I went to IKEA yesterday. It was so crowded, I did not even attempt to park in their parking lot but stopped on the side of the street opposite IKEA.
I am not a furniture snob, and IKEA's stuff is very practical and useful, so I like shopping there. Where else can you get 3 pockets for your remotes that you can hang on the side of your couch. It makes you feel like a cowboy, drawing out your remote and zapping your TV , DVD or anything else you got remoted.
Putting furniture together is also half the fun, unless you lose a critical screw or bolt, then you need to rush back to IKEA to get that missing element that will complete your masterpiece.
Here is a little something about IKEA and how it started:
IKEA is not a Swedish word.
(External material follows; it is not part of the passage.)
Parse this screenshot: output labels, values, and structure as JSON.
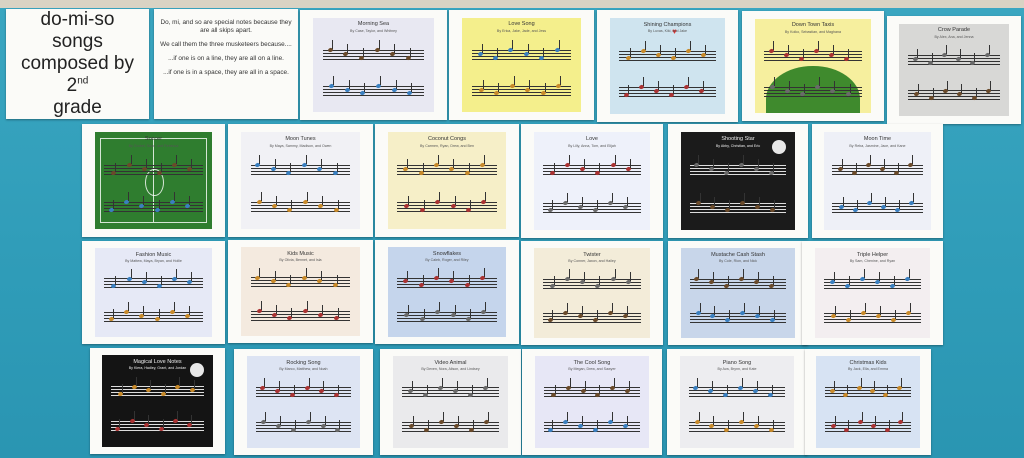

It's an acronym, a pronounceable ("eye-KEE-ah") word made up of the initial letters of a name or phrase. (An unpronounceable product of the same abbreviation process, such as "VCR," is technically known as an "initialism.")
So IKEA isn't really a meaningful word, but the story of the company is interesting in itself, sort of like "The Little Match Girl," but with a happy ending. In Hans Christian Andersen's famous fable, a poor urchin perishes after being sent out on the frozen city streets to sell matches. But in the IKEA story, an enterprising farm boy builds match-selling into a global empire.
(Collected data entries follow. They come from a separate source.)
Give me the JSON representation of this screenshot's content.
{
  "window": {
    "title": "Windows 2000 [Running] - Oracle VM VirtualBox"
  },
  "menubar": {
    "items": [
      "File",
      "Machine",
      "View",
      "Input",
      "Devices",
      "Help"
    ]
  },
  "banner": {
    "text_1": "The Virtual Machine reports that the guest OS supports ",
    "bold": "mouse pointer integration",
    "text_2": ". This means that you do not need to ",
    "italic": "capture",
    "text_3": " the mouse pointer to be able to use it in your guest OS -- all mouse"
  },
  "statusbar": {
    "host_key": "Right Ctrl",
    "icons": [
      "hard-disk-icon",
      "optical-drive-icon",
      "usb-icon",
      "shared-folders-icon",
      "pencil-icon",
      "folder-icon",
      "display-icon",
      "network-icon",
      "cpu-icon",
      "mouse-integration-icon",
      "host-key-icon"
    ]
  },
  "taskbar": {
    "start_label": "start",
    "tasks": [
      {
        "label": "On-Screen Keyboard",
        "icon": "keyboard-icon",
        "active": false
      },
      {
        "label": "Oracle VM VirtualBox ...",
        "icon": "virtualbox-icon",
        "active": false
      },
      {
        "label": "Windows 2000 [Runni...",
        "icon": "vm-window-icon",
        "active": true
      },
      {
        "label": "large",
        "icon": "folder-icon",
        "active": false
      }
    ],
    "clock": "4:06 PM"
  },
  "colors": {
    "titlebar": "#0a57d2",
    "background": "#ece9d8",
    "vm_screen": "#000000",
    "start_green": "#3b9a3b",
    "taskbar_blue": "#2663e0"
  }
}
Born in 1926 in the Swedish village of Agunnaryd, young Ingvar Kamprad got his start in business by riding his bicycle from farm to farm selling wooden matches to his neighbors. Once everyone had a supply of matches, Ingvar wisely decided to diversify his offerings, and soon was pedaling around the countryside delivering Christmas tree ornaments, ball point pens and, though it must have been a bit awkward, fresh fish. By age 17, Ingvar had formed his own company and named it IKEA, an acronym made up of his own initials (IK), the name of his family's farm (Elmtaryd), and the village of his birth, Agunnaryd.
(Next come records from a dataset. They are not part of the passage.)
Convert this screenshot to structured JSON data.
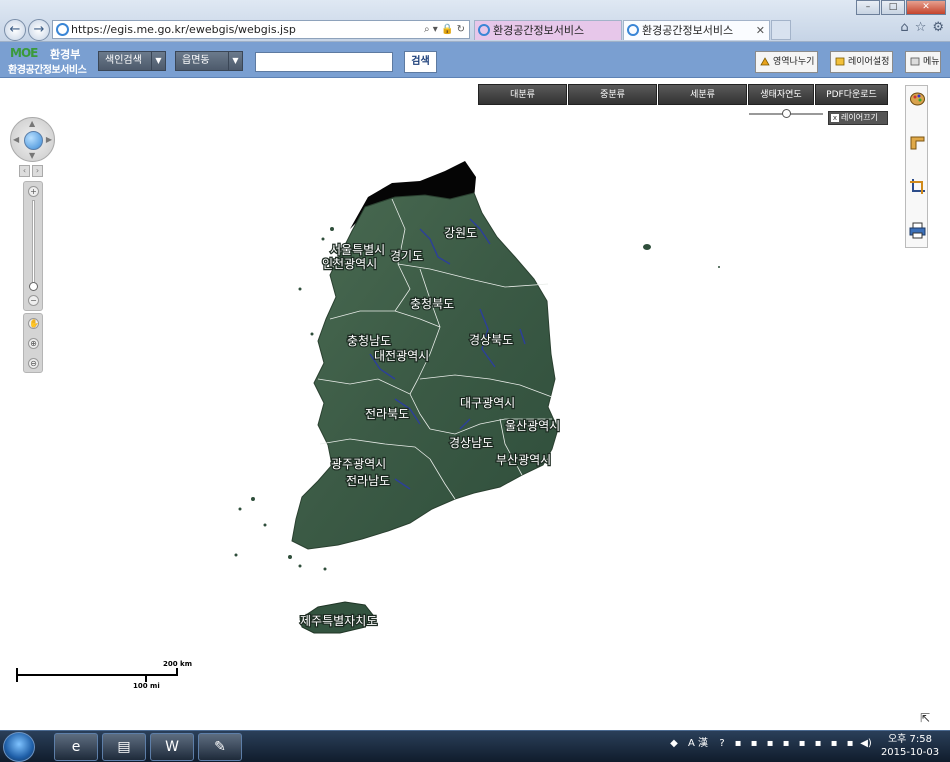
{
  "browser": {
    "url": "https://egis.me.go.kr/ewebgis/webgis.jsp",
    "tabs": [
      {
        "label": "환경공간정보서비스"
      },
      {
        "label": "환경공간정보서비스"
      }
    ]
  },
  "header": {
    "logo_mark": "MOE",
    "ministry": "환경부",
    "service": "환경공간정보서비스",
    "search_type_select": "색인검색",
    "region_select": "읍면동",
    "search_input_value": "",
    "search_button": "검색",
    "btn_area_split": "영역나누기",
    "btn_layer_settings": "레이어설정",
    "btn_extra": "메뉴"
  },
  "map": {
    "theme_tabs": [
      "대분류",
      "중분류",
      "세분류",
      "생태자연도",
      "PDF다운로드"
    ],
    "layer_off": "레이어끄기",
    "scale_km": "200 km",
    "scale_mi": "100 mi",
    "region_labels": [
      "서울특별시",
      "인천광역시",
      "경기도",
      "강원도",
      "충청북도",
      "충청남도",
      "대전광역시",
      "경상북도",
      "전라북도",
      "대구광역시",
      "울산광역시",
      "경상남도",
      "부산광역시",
      "광주광역시",
      "전라남도",
      "제주특별자치도"
    ]
  },
  "taskbar": {
    "time": "오후 7:58",
    "date": "2015-10-03",
    "ime": "A 漢"
  },
  "colors": {
    "app_bar": "#7a9fd1",
    "land": "#3f5e4a"
  }
}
Delivering his product line (which now included picture frames, watches and jewelry) by bicycle was no longer practical, so Ingvar transformed IKEA into a mail-order operation, and by 1948 was also selling furniture produced by local artisans. So successful was his low-priced but sturdy line of furniture that by 1951 Ingvar had dropped all his other products and decided to concentrate on inexpensive but stylish home furnishings. IKEA today operates stores in more than 30 countries around the world, selling about 12,000 different products (but not, oddly enough, bicycles).